Obi is of the view that while there are actual insurgents making life difficult for the residents, there are also opportunists who hide under the cloak of insecurity to foment trouble. The insurgency has eaten deeply into the society,” he said. “When problems like these come, they do so with a lot of social ills, and lazy people, miscreants, use it to their advantage. So, you have to be very careful. Not everybody is bad. Some people are good. Some people really don’t like what is going on. But when you look at things closely, you realize that more than 95 per cent of the issues have political undertones.”
Obi is particularly pained over what he says is the political dimension to the crisis. According to him, there are questions that must be asked before the country can move forward.
“One keeps asking: why is it that this insurgency can’t be contained? Every now and then, precious lives are lost. There is this presumption that you are not an indigene and that you have limits. And our politicians are not doing anything about it. The courts also are handicapped. These things are happening and the politicians are aware. There is always a particular set of people whose goods are always being burnt, being targeted. Anytime there is crisis anywhere in the North, some particular people’s goods are targeted, and their lives too. Why? And we say we are one Nigeria!”

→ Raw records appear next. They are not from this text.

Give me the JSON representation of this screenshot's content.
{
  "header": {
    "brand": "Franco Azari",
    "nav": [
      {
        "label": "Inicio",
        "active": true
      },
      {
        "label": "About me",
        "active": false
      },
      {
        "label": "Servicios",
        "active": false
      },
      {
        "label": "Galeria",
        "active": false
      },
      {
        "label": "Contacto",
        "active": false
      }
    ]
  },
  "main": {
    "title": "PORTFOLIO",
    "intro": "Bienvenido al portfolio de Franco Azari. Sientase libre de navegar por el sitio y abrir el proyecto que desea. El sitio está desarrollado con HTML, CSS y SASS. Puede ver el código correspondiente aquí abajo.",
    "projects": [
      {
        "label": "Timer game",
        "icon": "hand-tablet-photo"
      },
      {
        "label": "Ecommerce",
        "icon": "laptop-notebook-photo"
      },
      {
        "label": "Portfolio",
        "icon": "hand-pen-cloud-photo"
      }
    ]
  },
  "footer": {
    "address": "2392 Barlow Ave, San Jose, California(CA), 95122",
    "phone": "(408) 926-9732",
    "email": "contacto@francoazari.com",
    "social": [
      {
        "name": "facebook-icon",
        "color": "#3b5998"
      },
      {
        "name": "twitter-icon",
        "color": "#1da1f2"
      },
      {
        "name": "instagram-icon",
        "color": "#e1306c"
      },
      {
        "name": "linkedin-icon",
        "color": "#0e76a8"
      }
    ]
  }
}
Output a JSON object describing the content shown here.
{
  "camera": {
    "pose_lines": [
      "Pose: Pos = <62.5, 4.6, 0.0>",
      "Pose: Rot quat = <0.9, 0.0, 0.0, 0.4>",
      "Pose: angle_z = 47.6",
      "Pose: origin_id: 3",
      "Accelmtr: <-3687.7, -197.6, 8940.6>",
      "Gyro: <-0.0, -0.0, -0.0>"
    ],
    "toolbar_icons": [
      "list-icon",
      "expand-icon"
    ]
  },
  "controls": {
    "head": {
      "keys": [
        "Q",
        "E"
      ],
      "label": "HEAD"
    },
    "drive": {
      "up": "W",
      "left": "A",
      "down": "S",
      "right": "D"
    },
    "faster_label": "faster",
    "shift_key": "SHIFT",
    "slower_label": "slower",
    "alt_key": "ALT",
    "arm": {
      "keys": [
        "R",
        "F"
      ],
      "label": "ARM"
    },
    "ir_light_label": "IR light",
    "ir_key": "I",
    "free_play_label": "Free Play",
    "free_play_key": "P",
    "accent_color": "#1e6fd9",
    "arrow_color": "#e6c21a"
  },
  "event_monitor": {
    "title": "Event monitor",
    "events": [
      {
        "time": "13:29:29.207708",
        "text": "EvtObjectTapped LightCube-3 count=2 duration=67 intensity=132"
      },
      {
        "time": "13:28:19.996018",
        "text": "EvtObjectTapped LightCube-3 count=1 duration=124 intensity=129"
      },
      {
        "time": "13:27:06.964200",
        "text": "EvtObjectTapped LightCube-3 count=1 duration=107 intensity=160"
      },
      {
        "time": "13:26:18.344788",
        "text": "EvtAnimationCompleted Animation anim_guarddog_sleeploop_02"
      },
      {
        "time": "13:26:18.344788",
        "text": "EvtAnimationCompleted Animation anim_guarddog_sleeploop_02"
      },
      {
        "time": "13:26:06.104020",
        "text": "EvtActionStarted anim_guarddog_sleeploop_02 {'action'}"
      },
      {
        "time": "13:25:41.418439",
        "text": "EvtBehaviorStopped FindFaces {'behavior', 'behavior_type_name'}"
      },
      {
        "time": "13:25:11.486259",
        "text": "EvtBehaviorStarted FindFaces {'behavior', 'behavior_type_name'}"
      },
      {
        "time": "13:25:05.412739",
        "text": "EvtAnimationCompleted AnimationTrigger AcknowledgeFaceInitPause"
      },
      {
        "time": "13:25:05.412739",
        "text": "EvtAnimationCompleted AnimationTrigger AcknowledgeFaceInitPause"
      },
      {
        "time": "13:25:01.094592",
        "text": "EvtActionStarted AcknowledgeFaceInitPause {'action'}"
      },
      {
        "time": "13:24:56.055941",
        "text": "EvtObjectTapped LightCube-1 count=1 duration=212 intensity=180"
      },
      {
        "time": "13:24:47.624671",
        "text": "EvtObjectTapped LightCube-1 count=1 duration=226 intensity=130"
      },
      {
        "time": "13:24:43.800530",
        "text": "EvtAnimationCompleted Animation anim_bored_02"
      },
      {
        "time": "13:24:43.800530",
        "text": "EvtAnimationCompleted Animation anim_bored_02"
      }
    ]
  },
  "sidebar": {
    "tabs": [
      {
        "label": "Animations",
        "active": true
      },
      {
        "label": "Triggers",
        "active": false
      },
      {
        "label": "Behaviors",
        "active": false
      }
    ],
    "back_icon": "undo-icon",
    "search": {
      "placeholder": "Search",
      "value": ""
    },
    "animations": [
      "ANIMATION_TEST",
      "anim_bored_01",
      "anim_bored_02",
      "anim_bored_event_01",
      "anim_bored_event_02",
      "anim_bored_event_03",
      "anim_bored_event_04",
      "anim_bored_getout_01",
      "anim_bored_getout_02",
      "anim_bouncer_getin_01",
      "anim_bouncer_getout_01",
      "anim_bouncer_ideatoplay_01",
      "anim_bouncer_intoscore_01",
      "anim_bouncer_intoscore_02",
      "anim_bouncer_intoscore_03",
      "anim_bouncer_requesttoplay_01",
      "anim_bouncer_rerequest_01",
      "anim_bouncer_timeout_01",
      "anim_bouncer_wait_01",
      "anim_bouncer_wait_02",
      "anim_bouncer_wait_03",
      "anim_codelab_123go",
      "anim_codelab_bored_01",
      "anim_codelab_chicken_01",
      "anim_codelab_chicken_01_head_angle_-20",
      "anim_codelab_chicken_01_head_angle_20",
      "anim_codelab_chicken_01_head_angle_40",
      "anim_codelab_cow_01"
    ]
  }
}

Asked whether he has friends or business colleagues who have lost their lives to the insurgency, Obi answered: “You can’t count them. They are too many. They are too many to count. It’s a massacre. Forget it! We are living by the grace of God. It’s a massacre! There is nobody, here, who has not lost a friend, a relation or a family member. You see them butchered.”
As a precaution, Obi said: “I don’t have my family members here with me. I moved them away since. You can’t leave your family here. That’s is a dangerous decision. They can only visit me.”
A mother of five, Hauwa Audu said the insurgency has crippled the economy of the state. “Apart from the incessant killings and displacements of people, many market women have lost a lot in sales. Right now, I don’t make N10,000 a week, unlike the N25,000 or N30,000 I used to make when Maiduguri was peaceful. At the height of the insurgency, sometimes we even returned home empty handed. The bombings and gunshots continued unabated until recently when President Muhammadu Buhari directed the Service Chiefs to end the insurgency in three months.”
Obi, however, thinks it would be unfair to say the military has not put in its best, given the peculiar challenges of anti-insurgency operations.
“In the interim, Maiduguri is not under pressure; it’s the local governments. The soldiers are trying. You can’t say they are doing nothing, because this is not an easy task. They are trying. They are doing the best they can under the circumstance. Remember that they don’t have a well-defined enemy or battle line; the people they are fighting live among civilians. That makes it difficult. But nothing lasts forever. One day, all these will be over.”